The most striking issue with the hyperbolic layout algorithms is the poor quality of the code. I have to confess that I can’t read the code at all…

But there are some other deficiencies: the layout algorithms are graph layout algorithms. Well, that sounds tautologic, but for example the force directed layout is actually a generic multi dimensional scaling algorithm which could also be applied to other data than graphs. It will be interesting to see whether hyperbolic geometry can also be used for other visualisation besides hyperbolic trees and graphs.

This will happen more or less at the same time as the introduction of JGraphT as this is related.

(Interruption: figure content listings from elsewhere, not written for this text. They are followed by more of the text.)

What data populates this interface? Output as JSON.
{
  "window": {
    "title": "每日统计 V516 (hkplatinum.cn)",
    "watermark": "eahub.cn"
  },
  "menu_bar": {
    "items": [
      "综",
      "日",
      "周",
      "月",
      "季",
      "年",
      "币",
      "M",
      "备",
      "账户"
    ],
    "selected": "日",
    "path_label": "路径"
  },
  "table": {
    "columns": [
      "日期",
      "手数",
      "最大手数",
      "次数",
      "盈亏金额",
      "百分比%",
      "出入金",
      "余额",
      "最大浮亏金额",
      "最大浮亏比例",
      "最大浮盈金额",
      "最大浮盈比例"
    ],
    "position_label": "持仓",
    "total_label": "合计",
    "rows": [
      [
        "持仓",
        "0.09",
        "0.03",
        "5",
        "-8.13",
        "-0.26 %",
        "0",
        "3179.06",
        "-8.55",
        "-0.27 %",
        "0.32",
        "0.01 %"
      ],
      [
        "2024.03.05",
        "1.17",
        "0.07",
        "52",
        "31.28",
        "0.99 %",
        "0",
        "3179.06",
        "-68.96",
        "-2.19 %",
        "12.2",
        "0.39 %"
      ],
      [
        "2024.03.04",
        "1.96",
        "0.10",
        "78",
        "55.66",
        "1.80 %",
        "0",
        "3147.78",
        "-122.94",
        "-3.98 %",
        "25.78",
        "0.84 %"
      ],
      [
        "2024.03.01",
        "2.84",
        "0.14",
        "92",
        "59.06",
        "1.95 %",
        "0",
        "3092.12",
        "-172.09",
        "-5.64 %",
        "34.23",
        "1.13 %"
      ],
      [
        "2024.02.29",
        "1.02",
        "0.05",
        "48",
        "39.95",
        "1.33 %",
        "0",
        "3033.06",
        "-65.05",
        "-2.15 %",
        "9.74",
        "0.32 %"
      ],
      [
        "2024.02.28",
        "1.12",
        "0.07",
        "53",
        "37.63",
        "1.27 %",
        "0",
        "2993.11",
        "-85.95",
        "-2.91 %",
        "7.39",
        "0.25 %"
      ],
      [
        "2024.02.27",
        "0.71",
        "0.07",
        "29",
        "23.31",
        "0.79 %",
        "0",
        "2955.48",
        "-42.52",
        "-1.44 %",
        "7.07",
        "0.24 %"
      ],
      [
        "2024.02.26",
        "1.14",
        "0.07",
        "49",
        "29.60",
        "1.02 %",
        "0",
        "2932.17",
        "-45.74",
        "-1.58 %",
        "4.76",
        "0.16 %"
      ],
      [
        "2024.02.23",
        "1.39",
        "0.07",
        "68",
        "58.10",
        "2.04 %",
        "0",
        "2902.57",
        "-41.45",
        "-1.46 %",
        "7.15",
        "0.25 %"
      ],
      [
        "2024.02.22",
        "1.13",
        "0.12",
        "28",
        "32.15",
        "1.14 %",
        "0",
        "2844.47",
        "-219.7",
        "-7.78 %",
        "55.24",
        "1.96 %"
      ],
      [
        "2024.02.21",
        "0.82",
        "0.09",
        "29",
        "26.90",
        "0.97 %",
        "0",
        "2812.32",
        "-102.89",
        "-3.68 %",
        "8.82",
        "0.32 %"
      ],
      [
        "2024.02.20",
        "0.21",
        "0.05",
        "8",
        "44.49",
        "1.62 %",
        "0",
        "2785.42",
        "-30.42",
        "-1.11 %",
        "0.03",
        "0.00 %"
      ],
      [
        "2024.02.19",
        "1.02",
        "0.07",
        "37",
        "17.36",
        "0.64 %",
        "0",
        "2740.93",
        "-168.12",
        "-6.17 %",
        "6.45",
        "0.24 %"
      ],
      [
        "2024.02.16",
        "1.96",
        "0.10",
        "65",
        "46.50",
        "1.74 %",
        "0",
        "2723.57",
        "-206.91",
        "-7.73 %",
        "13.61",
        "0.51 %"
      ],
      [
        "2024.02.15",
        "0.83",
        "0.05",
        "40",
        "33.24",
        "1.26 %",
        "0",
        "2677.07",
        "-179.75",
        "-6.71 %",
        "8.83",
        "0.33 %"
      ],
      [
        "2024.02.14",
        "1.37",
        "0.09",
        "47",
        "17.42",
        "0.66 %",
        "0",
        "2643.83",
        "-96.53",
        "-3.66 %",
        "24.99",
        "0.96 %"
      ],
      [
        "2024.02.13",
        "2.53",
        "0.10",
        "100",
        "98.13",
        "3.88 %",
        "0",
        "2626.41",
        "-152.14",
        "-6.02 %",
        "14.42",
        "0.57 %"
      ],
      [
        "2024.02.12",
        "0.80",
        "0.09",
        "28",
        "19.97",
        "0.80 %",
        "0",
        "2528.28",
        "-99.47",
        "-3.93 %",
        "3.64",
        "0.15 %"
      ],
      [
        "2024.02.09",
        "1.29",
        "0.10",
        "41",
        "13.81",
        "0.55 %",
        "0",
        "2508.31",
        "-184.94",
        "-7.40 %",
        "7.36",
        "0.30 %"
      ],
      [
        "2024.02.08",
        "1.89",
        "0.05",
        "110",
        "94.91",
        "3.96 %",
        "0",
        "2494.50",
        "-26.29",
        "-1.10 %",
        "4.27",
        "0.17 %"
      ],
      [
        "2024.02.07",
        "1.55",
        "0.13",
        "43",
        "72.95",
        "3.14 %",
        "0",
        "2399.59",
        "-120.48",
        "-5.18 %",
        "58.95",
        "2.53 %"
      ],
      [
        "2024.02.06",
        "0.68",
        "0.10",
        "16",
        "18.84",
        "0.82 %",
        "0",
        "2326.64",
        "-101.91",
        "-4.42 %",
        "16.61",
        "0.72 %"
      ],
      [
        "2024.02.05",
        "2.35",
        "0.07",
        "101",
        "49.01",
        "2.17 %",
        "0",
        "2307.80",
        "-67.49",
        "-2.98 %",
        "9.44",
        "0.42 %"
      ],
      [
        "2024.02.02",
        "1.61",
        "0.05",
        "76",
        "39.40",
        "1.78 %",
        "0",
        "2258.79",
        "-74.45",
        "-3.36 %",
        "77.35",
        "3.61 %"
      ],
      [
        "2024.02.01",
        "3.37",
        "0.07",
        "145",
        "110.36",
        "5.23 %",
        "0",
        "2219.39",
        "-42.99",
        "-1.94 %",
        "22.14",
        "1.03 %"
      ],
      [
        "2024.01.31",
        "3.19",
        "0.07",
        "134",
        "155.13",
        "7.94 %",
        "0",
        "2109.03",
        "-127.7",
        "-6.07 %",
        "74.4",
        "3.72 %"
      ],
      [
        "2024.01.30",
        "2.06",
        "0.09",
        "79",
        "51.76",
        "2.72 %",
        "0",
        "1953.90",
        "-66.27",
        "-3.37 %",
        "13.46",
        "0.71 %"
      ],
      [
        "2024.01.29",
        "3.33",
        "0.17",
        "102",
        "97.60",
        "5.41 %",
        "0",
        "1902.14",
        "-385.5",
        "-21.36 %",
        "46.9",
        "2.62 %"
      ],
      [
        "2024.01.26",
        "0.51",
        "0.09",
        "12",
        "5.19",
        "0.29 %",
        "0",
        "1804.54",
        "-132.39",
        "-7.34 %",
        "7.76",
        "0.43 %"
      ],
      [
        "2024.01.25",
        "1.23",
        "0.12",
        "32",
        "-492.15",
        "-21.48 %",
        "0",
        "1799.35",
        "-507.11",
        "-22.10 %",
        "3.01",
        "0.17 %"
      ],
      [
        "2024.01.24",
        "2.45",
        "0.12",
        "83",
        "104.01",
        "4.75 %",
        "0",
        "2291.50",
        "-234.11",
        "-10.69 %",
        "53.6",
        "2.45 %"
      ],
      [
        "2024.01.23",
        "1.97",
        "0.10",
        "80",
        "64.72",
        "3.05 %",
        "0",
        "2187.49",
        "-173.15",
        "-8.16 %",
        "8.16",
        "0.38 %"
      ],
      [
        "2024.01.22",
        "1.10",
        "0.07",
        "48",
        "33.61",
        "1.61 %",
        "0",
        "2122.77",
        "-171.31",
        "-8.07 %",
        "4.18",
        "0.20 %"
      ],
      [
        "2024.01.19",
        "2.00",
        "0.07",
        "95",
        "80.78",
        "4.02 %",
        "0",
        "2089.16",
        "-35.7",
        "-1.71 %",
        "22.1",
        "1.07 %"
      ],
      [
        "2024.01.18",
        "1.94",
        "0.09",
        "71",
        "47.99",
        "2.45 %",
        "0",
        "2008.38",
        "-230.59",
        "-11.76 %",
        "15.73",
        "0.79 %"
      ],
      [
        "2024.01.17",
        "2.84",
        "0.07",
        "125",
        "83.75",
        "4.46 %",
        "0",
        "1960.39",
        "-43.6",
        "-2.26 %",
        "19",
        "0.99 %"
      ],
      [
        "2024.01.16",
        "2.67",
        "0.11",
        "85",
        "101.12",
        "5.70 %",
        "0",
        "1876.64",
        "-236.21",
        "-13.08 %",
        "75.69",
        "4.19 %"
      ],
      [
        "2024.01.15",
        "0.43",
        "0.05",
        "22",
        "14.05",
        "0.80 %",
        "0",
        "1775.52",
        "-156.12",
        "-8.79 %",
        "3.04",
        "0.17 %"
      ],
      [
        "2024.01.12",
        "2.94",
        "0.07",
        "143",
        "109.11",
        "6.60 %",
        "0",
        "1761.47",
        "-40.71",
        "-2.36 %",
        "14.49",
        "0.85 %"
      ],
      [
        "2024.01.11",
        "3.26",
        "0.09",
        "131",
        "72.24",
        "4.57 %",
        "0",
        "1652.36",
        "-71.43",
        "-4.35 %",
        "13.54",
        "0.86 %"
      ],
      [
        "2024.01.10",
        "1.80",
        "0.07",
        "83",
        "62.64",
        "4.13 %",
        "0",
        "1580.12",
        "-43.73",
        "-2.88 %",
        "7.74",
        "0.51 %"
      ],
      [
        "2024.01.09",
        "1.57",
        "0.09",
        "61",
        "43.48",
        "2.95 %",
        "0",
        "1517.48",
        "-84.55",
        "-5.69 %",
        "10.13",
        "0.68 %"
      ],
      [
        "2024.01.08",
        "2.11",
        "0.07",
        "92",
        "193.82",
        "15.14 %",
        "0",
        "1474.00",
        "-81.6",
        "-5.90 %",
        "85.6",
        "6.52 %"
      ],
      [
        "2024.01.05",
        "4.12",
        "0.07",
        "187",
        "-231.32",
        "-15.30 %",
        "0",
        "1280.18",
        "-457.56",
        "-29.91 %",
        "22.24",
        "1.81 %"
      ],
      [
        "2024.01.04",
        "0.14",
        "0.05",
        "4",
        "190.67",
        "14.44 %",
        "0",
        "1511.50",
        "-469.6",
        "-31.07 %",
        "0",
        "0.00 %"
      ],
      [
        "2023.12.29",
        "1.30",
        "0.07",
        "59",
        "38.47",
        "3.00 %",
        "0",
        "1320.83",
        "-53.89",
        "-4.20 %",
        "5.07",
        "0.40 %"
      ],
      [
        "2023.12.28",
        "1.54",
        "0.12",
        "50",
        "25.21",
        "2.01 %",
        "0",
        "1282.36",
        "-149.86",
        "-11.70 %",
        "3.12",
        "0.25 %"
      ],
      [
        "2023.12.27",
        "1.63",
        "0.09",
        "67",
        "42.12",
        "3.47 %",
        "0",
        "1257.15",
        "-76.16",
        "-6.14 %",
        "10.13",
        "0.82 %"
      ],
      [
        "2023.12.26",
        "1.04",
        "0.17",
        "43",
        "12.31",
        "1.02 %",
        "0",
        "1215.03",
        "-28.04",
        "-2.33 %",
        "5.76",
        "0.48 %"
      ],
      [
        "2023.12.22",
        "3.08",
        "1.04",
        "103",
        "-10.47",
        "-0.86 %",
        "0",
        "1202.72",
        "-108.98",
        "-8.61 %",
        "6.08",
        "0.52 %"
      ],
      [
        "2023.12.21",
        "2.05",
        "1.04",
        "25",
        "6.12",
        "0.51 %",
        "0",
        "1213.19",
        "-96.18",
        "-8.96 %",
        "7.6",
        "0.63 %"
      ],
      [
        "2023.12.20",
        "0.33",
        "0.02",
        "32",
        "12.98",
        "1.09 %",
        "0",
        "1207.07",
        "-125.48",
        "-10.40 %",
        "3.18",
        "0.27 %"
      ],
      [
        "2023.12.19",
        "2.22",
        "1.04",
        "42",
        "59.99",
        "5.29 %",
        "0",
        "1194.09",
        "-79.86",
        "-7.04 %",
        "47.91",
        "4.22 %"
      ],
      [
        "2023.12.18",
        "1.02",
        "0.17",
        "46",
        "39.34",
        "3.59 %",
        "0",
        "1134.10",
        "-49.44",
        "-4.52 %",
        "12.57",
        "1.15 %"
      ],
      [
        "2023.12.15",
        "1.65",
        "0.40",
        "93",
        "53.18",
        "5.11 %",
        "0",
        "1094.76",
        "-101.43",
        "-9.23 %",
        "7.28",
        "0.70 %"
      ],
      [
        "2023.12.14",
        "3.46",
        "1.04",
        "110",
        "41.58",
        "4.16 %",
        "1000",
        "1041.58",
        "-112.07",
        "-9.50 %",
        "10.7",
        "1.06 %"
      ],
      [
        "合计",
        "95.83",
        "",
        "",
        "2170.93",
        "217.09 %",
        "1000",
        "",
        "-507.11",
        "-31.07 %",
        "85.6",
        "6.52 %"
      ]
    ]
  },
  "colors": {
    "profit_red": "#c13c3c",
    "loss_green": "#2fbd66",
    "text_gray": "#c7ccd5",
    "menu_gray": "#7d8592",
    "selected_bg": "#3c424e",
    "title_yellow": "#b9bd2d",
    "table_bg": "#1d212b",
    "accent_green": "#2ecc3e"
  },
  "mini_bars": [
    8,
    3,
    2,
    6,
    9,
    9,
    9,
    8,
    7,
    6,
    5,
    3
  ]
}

Tidying up the example applications

Similar to the layout algorithms, the code quality of the applications is quite poor – the programs are a mixture of examples and proof of concept. Even the main applet to show hyperbolic trees should be tidied up.

I haven’t thought yet about which examples and which actual applications I should include in the distribution. If you have any proposals or if you would like to have an example for a specific concept in Hypergraph, please add a comment.

Enhancement of  the Javadoc and relaunching the website

The need to enhance the Javadoc should be obvious to anybody who has worked with the code. The same applies to the website: it’s not complete at all.

Currently, it’s difficult or at least not comfortable to add new content to the website due to the way the html files are generated and deployed.

As I have also spent some time working with CouchDB, I might decide to use CouchDB as a storage and web server and create some mixture of blog and wiki for the new website.

Conclusion

As you can see, there is a lot to do and I hope to provide a new release soon which covers at least the first two issues. I will also try to write about how the issues are resolved, i.e. describe the new architecture of Hypergraph.

As a last remark, let me mention that I’m not very glad about the project’s name Hypergraph. When I created the project, I thought this is a nice combination of hyperbolic geometry and graphs. However, I completely ignored that hypergraph is actually a fixed notion in graph theory which can lead to confusion. I wonder whether there is some other name which hints at the main focus of the project: data visualisation using hyperbolic geometry. If you have any ideas, please add a comment.